This is a brief profile of me. I was a really shy little kid, and deep down inside, I'm still a really shy little kid. Over the years I've learned to disguise that about myself, and people who know me now are routinely astonished to hear me describe myself in those terms, but there you have it. Underneath the exuberance and bluster is a really shy little kid. For every inner voice that says "hey, go be friendly," or "smile at that person," another quieter voice is whispering in my other ear things like, "oh, dear, what if that person doesn't remember you?" or, "look the other way and pretend you didn't see them." Ninety-nine percent of the time I vanquish the shy voice and bounce through my life as if my middle name was Cool and my shampoo was called "Social Poise and Confidence." But there's always that pesky little One Percent left over.

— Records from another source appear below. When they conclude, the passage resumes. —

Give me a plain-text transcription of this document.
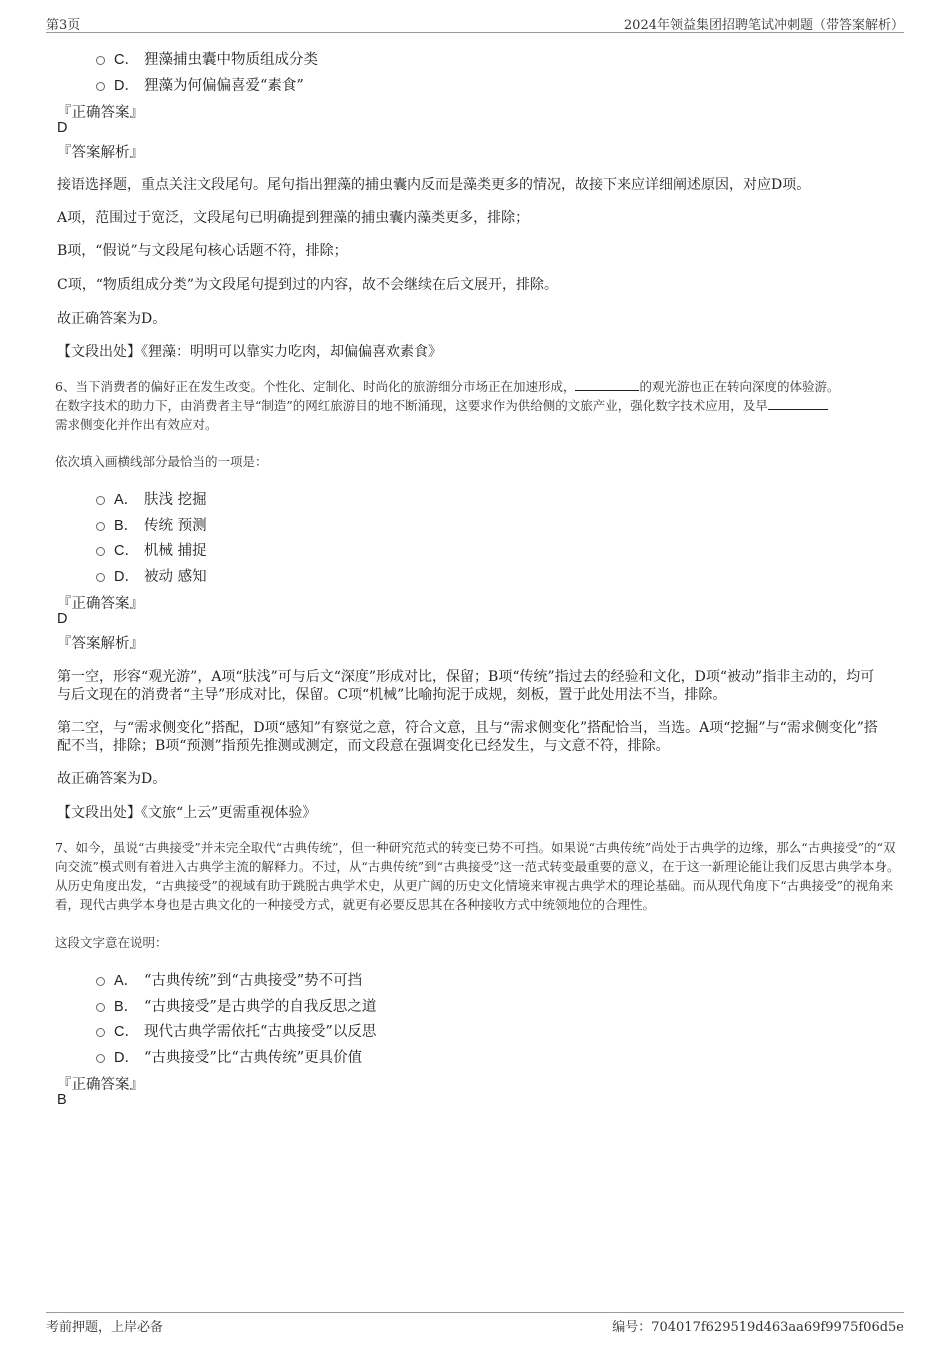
第3页	2024年领益集团招聘笔试冲刺题（带答案解析）
C． 狸藻捕虫囊中物质组成分类
D． 狸藻为何偏偏喜爱“素食”
『正确答案』
D
『答案解析』
接语选择题，重点关注文段尾句。尾句指出狸藻的捕虫囊内反而是藻类更多的情况，故接下来应详细阐述原因，对应D项。
A项，范围过于宽泛，文段尾句已明确提到狸藻的捕虫囊内藻类更多，排除；
B项，“假说”与文段尾句核心话题不符，排除；
C项，“物质组成分类”为文段尾句提到过的内容，故不会继续在后文展开，排除。
故正确答案为D。
【文段出处】《狸藻：明明可以靠实力吃肉，却偏偏喜欢素食》
6、当下消费者的偏好正在发生改变。个性化、定制化、时尚化的旅游细分市场正在加速形成，	的观光游也正在转向深度的体验游。
在数字技术的助力下，由消费者主导“制造”的网红旅游目的地不断涌现，这要求作为供给侧的文旅产业，强化数字技术应用，及早
需求侧变化并作出有效应对。
依次填入画横线部分最恰当的一项是：
A． 肤浅 挖掘
B． 传统 预测
C． 机械 捕捉
D． 被动 感知
『正确答案』
D
『答案解析』
第一空，形容“观光游”，A项“肤浅”可与后文“深度”形成对比，保留；B项“传统”指过去的经验和文化，D项“被动”指非主动的，均可与后文现在的消费者“主导”形成对比，保留。C项“机械”比喻拘泥于成规，刻板，置于此处用法不当，排除。
第二空，与“需求侧变化”搭配，D项“感知”有察觉之意，符合文意，且与“需求侧变化”搭配恰当，当选。A项“挖掘”与“需求侧变化”搭配不当，排除；B项“预测”指预先推测或测定，而文段意在强调变化已经发生，与文意不符，排除。
故正确答案为D。
【文段出处】《文旅“上云”更需重视体验》
7、如今，虽说“古典接受”并未完全取代“古典传统”，但一种研究范式的转变已势不可挡。如果说“古典传统”尚处于古典学的边缘，那么“古典接受”的“双向交流”模式则有着进入古典学主流的解释力。不过，从“古典传统”到“古典接受”这一范式转变最重要的意义，在于这一新理论能让我们反思古典学本身。从历史角度出发，“古典接受”的视域有助于跳脱古典学术史，从更广阔的历史文化情境来审视古典学术的理论基础。而从现代角度下“古典接受”的视角来看，现代古典学本身也是古典文化的一种接受方式，就更有必要反思其在各种接收方式中统领地位的合理性。
这段文字意在说明：
A． “古典传统”到“古典接受”势不可挡
B． “古典接受”是古典学的自我反思之道
C． 现代古典学需依托“古典接受”以反思
D． “古典接受”比“古典传统”更具价值
『正确答案』
B
考前押题，上岸必备	编号：704017f629519d463aa69f9975f06d5e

I hate that One Percent. That One Percent makes me blush (oh, ruddy cheeks, ye bane of my existence!) and walk away quickly with my head down when faced with circumstances that I know not how to handle.

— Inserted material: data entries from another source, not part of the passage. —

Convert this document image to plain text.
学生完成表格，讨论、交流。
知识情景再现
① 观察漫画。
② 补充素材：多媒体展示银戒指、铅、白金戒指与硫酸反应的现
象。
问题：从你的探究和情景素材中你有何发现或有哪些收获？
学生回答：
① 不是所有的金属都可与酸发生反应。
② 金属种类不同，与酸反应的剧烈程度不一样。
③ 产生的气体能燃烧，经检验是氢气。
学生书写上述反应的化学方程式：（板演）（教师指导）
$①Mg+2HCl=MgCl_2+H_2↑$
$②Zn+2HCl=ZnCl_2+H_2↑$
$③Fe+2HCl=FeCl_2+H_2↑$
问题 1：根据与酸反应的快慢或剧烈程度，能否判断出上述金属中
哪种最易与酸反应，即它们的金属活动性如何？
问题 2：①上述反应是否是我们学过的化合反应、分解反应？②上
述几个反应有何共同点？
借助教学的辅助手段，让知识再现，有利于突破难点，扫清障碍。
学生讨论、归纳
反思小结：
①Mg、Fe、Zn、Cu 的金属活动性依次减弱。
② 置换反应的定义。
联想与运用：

Remember that date I went on about a week ago? Well, things are still going well. Really well, in fact. We'll call the fella in question Leo. Last night Leo called me and said, "Hey, I've got my spanish class at a coffee shop really near your house, so how about I call you when it's over at 9:30 and we can hang out?" I'm pretty infatuated with this guy right now, so while in my mouth I believe I said, 'Oh, sure, that sounds cool," in my head I giggled stupidly and burbled something like "Ohmigod, your hair is so sexy." Later that night, I was out on a walk while I talked to my mom on the phone. I hung up, and noticed that I was right nearby the coffeeshop where Leo and my friend Schwupna were having their Spanish class, and it was 9:30.
"Hey," said my good and brave voice. "You're right near by, they're wrapping up the lesson about now, and you haven't seen Schwupna in a week or so, so why don't you just walk over and surprise them?"
My One Percent immediately interjected. "Oh, no, no, no, Cheastypants. You just started seeing this guy. Showing up at his Spanish lesson will send a very stalker-ish vibe, and you really want to avoid that."
"Oh, pshaw," scoffed Brave Voice. "It won't look stalker at all, and besides, you really just want to say hi to Schwupna. This is a totally valid and brave idea."
Accustomed to ignoring One Percent and listening to Brave Voice, I walked over to the coffee shop. I sauntered through the door, and there in the front were Leo and Schwupna, sitting with their Spanish teacher. I walked over and sat down.
"Hola, amigos!' I chirped merrily. Schwupna looked up and gave me an appropriately exuberant greeting. "Cheastika von Schwitzie!" she crowed, "Give me a hug, my love!" Yay, hugs! But then I looked at Leo and the Spanish teacher, and they were both looking at me like I was wearing a t-shirt that said I Heart Abortions. Crickets, crickets.
"Um, hi there!" I ventured. Leo belatedly remembered his manners and introduced me to the Spanish teacher, who shook my hand somewhat curtly and then immediately returned to the lesson.
"Y cómo se dice "necktie" en español?" Leo and Schwupna bent their heads back over their Spanish text book.
I started to get that weird stomach feeling that comes whenever I act against the dictates of the ever-prudent One Percent and start to regret it. Shitballs. I knew it, Brave Voice. I do look like a stalker! Oh, crap. Now I'm going to start blushing. Great.
Luckily for me, my phone started ringing, giving me just the excuse I needed to run like the wind. It was Cookie, a true and wonderful friend who promptly assured me that I wasn't totally weird for stopping by. I love her for promoting my somewhat tenuous grasp on reality. I hereby vow to listen just a leeeeeetle more carefully to you, One Percent. You have my sincere apologies.